Había mucha gente, porque usualmente viajaban a finales de agosto. La mayoría iba a Margarita para la celebración de las fiestas de la Virgen del Valle. Pero la familia iba al aniversario de la muerte de la abuela Andrea. Se encontrarían con tíos y primos.

El viaje en el ferry valía la pena el trajín. Ana María, la “maraca” de la casa, disfrutaba mucho salir a cubierta y ver el mar con su papá y su mamá, pues era usual que aparecieran delfines nadando al lado del barco o incluso ver grandes peces de colores cerca de la superficie. Una vez vio un pez “loro” verde y azul con una gran boca anaranjada, todo un espectáculo.

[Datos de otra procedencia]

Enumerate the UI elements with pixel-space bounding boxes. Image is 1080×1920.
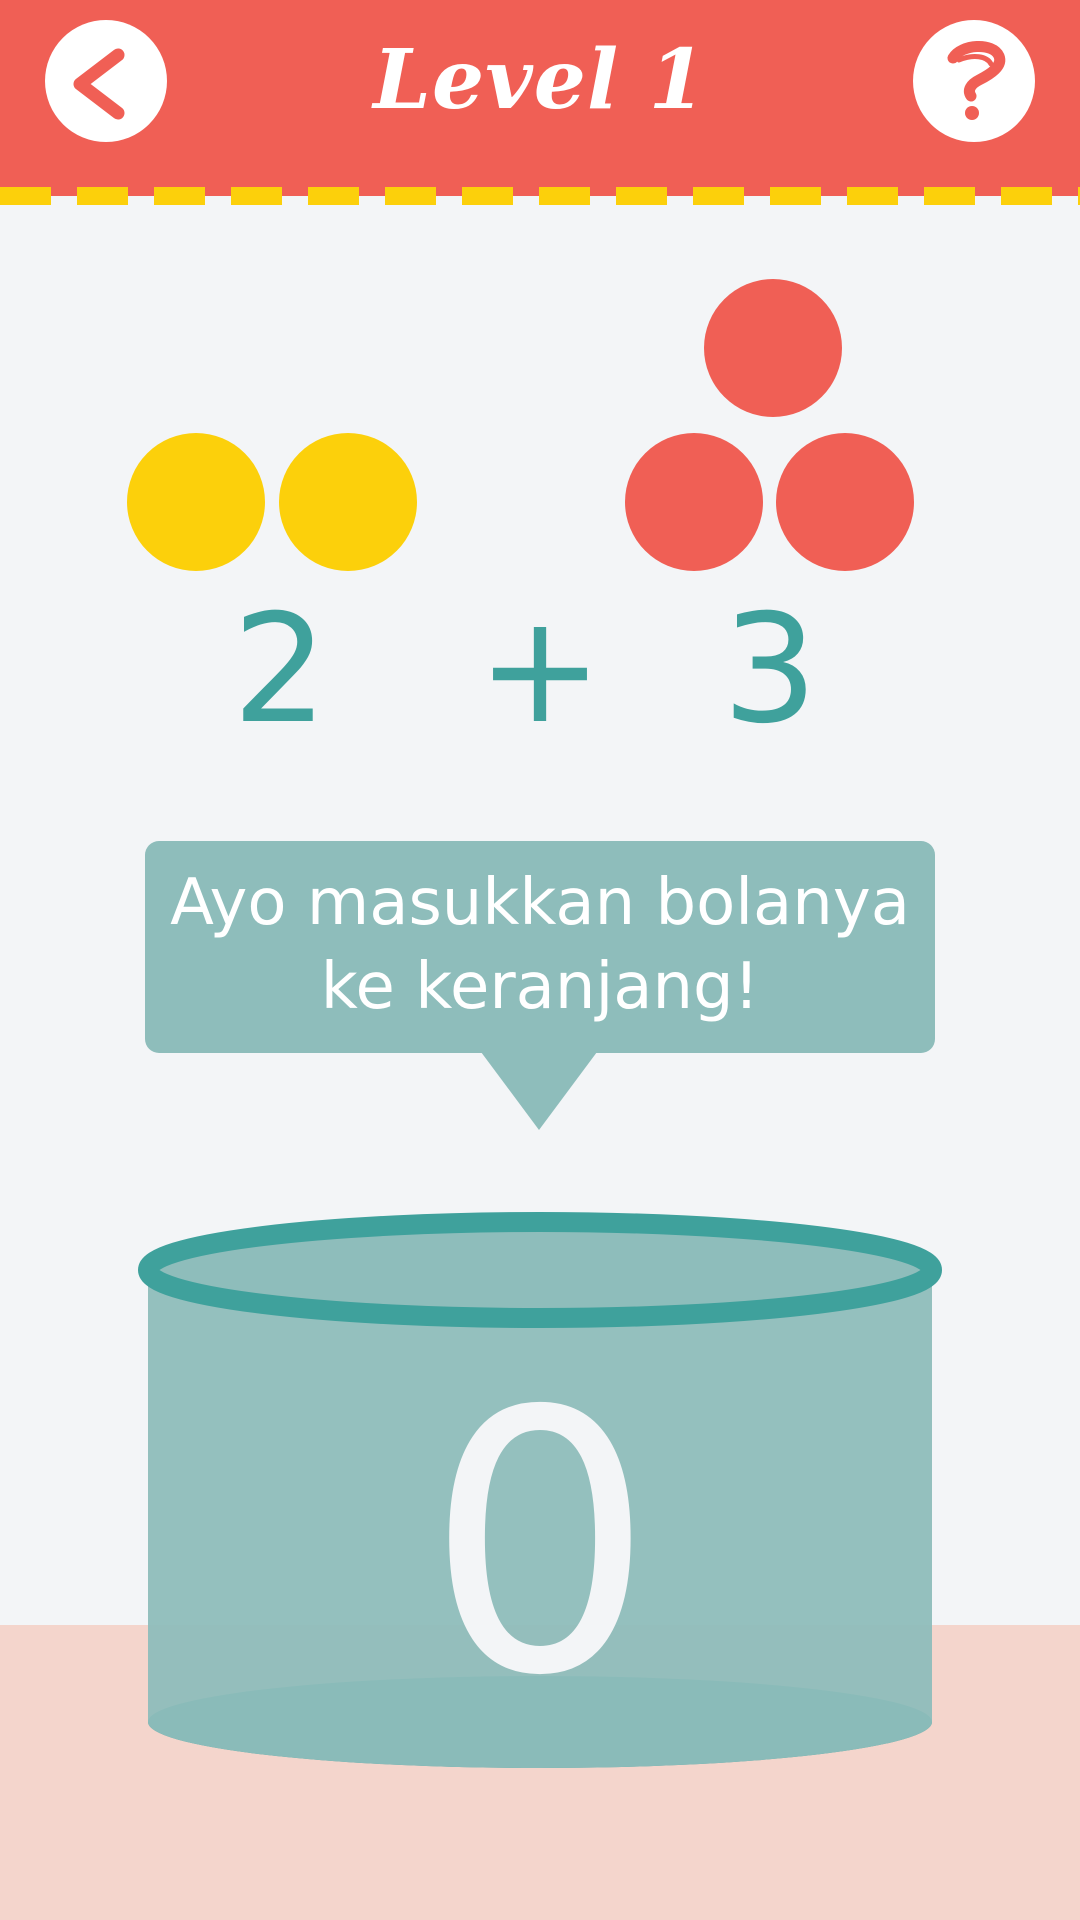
basket-rim (138, 1212, 942, 1328)
basket-count: 0 (425, 1335, 655, 1754)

Ya entrada la tarde, el ferry concluía su travesía de cinco horas y anclaba en Punta de Piedras. De allí la larga fila de carros para salir del puerto. El olor del aire cambiaba completamente, se sentía el salitre, el mar. Todos de nuevo en el Malibú emprendían el camino a Paraguachí. De las áridas y salobres tierras de la parte oeste de la isla pasaban al centro más poblado y comercial, Porlamar. Por allí se detenían a comprar alguna cosa, aunque ya los niños iban merendando piñonate que compraban en el puerto.

Otra vez el paisaje cambiaba. Ana María iba fascinada viendo a los lados de la carretera la tierra roja que hacía piruetas mecida por el viento. Sacaba la cabeza por la ventana para oler el mastranto de los campos. La isla iba adquiriendo colores verdes y rojos conforme iban acercándose a La Asunción. Todos escuchaban el consabido cuento de Ana Alcira sobre el cerro Mata Siete.

Ya entrando en La Fuente, se divisaba el Guayamurí, el cerro de las siete caras, como lo llaman, porque se ve diferente dependiendo del lado de la isla desde donde lo mires. Y justo delante de la montaña, la casa de la abuela Andrea, la tierra rojita y tibia, las matas centenarias de mango, el aljibe, las matas de cerecita, de uva de playa, y los primos.

De allí en adelante eran días de playa, tardes de pescado asado y noches de cuentos de espantos y enanitos verdes. Visitas a los tíos y a los pueblos cercanos; compras en el puerto libre, mucho chocolate y queso, pero también ropa y calzado; búsqueda de guacuco; excursiones al Guayamurí. Felicidad plena.

III

He tenido que recurrir a mi “happy place”, ese lugar de la infancia en la que era plenamente feliz, a pesar de las arañas monas y las culebras en el campo o los espantos y fantasmas de una noche negrísima. Pero no hay mejor lugar para ver las estrellas.

He tenido que trasladarme a aquel lugar de mi memoria para tomar fuerzas y seguir. Consecutivamente lo hice toda mi vida, viajaba a Margarita al menos una vez al año. Ya no puedo. Pero sigue siendo mi refugio. Y debo seguir.